Macroeconomic risk is likely to remain substantial as fiscal and monetary tightening is expected to resume in the fiscal year 2022. After contracting in the fiscal year 2020 due to the adverse impact of COVID-19, economic activity recovered in the fiscal year 2021. Due to low-base effects and recovering domestic demand, real GDP growth (at factor cost) is estimated to have rebounded to 3.5 percent in the fiscal year 2021 from a contraction of 0.5 percent in the fiscal year 2020.

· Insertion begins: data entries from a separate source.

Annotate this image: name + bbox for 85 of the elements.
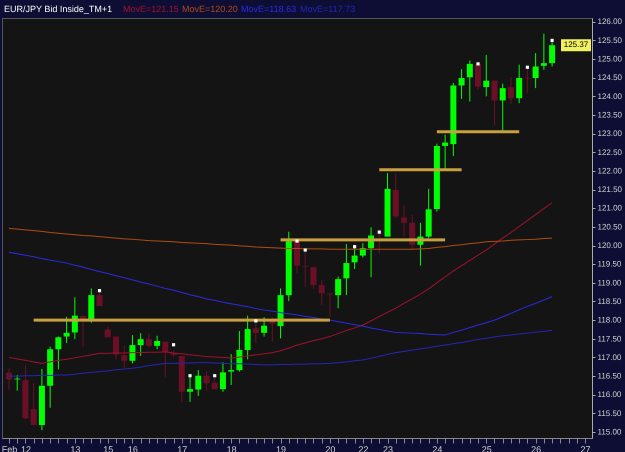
y-tick-label: 119.00 xyxy=(598,278,622,288)
y-tick-label: 124.00 xyxy=(598,92,623,101)
point xyxy=(295,239,299,243)
candlestick xyxy=(318,279,325,306)
y-tick-label: 120.50 xyxy=(598,222,623,232)
y-tick-label: 118.50 xyxy=(598,296,622,306)
y-tick-label: 125.00 xyxy=(598,54,623,64)
annotation: 125.37 xyxy=(564,40,589,50)
point xyxy=(526,66,529,69)
candlestick xyxy=(228,354,234,386)
y-tick-label: 123.00 xyxy=(598,129,623,138)
candlestick xyxy=(252,322,259,344)
candlestick xyxy=(96,291,103,306)
y-tick-label: 117.00 xyxy=(598,352,622,362)
point xyxy=(378,230,381,234)
candlestick xyxy=(146,332,152,348)
candlestick xyxy=(549,40,556,67)
candlestick xyxy=(483,54,490,97)
y-tick-label: 116.00 xyxy=(598,390,622,400)
y-tick-label: 126.00 xyxy=(598,17,623,26)
candlestick xyxy=(376,230,382,254)
candlestick xyxy=(261,316,268,338)
candlestick xyxy=(491,80,498,126)
candlestick xyxy=(14,374,20,392)
y-tick-label: 115.50 xyxy=(598,408,622,418)
y-tick-label: 120.00 xyxy=(598,241,623,250)
candlestick xyxy=(326,292,333,318)
candlestick xyxy=(343,244,350,296)
text: MovE=120.20 xyxy=(182,4,238,14)
y-tick-label: 121.50 xyxy=(598,185,623,194)
candlestick xyxy=(121,345,128,369)
candlestick xyxy=(195,370,202,396)
candlestick xyxy=(138,332,144,356)
candlestick xyxy=(400,204,407,238)
text: MovE=121.15 xyxy=(123,4,179,14)
y-tick-label: 119.50 xyxy=(598,260,622,269)
y-tick-label: 121.00 xyxy=(598,204,623,213)
point xyxy=(213,374,216,378)
candlestick xyxy=(244,315,251,360)
point xyxy=(304,248,307,252)
line-series xyxy=(8,252,553,336)
candlestick xyxy=(220,362,226,392)
point xyxy=(172,343,176,346)
candlestick xyxy=(203,370,210,392)
point xyxy=(476,62,480,66)
y-tick-label: 122.50 xyxy=(598,148,623,157)
chart-title: EUR/JPY Bid Inside_TM+1 xyxy=(4,4,112,14)
candlestick xyxy=(154,335,160,350)
candlestick xyxy=(112,336,119,360)
candlestick xyxy=(6,368,12,390)
point xyxy=(98,289,102,292)
candlestick xyxy=(516,64,522,104)
y-tick-label: 115.00 xyxy=(598,428,622,437)
y-tick-label: 123.50 xyxy=(598,110,623,120)
candlestick xyxy=(524,66,530,94)
candlestick xyxy=(458,68,465,100)
candlestick xyxy=(508,76,514,105)
candlestick xyxy=(335,276,342,309)
candlestick xyxy=(302,250,308,288)
y-tick-label: 125.50 xyxy=(598,36,623,45)
point xyxy=(254,319,258,322)
y-tick-label: 116.50 xyxy=(598,372,622,381)
candlestick xyxy=(55,336,62,370)
y-tick-label: 122.00 xyxy=(598,166,623,176)
candlestick xyxy=(540,33,547,70)
candlestick xyxy=(466,60,473,102)
y-tick-label: 118.00 xyxy=(598,316,622,325)
candlestick xyxy=(500,83,506,132)
candlestick xyxy=(475,62,482,90)
candlestick xyxy=(532,52,539,89)
candlestick xyxy=(30,382,37,426)
candlestick xyxy=(352,246,358,270)
text: MovE=117.73 xyxy=(300,4,356,14)
point xyxy=(550,38,554,42)
candlestick xyxy=(442,134,448,170)
point xyxy=(188,374,192,378)
candlestick xyxy=(187,375,194,402)
candlestick xyxy=(310,266,316,290)
candlestick xyxy=(104,326,111,338)
candlestick xyxy=(129,334,136,364)
candlestick xyxy=(64,316,70,344)
point xyxy=(353,245,356,248)
y-tick-label: 124.50 xyxy=(598,73,623,82)
y-tick-label: 117.50 xyxy=(598,334,622,344)
text: MovE=118.63 xyxy=(241,4,296,14)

However, considering emerging external imbalances and higher domestic inflation, fiscal and monetary tightening is expected to resume in the fiscal year 2022. Public debt will remain elevated in the medium term, as will Pakistan’s exposure to debt-related shocks. The subsidies embedded in MPMG may become fiscally unsustainable if the macro environment deteriorates. While loans already originated under the program will be grandfathered, new loans may not be fiscally viable. To mitigate this risk, the project design includes space to revise the coverage model in case the MPMG program is halted. Additionally, to manage any burgeoning fiscal risks, the contingent liabilities arising from the RSF will be tracked as part of the project design.
In addition, the impact of the COVID-19 pandemic poses risks to at least the start of implementation, including restrictions on mobility. The design of the project aims to mitigate these risks by requiring adherence to COVID-19 standard operating procedures. The virus-related risks are expected to be reduced as the scaling up of vaccinations advances.
This additional financing of the Housing Finance Project is an integral part of a triad of World Bank operations designed to develop the housing sector in Pakistan; all three of these operations will be delivered in the fiscal year 2022.
The World Bank Group’s integrated interventions in Pakistan’s land and housing sectors address constraints on both the demand and supply side to deepen the housing market; this is aligned to the Government of Pakistan’s reform program in the sector. WB’s engagement in Pakistan’s housing sector began in 2018 with the Pakistan Housing Finance Project (the parent project -P162095).
This project sought to improve access to housing finance for low and middle-income households.
The economic analysis undertaken for the AF suggests an internal rate of return (IRR) of 118 percent over the life of the project, in addition to a net present value (NPV) of $225 million. The economic analysis was undertaken based on the additionality of the project (i.e., additional financial flows generated attributable to the RSF-phase 2).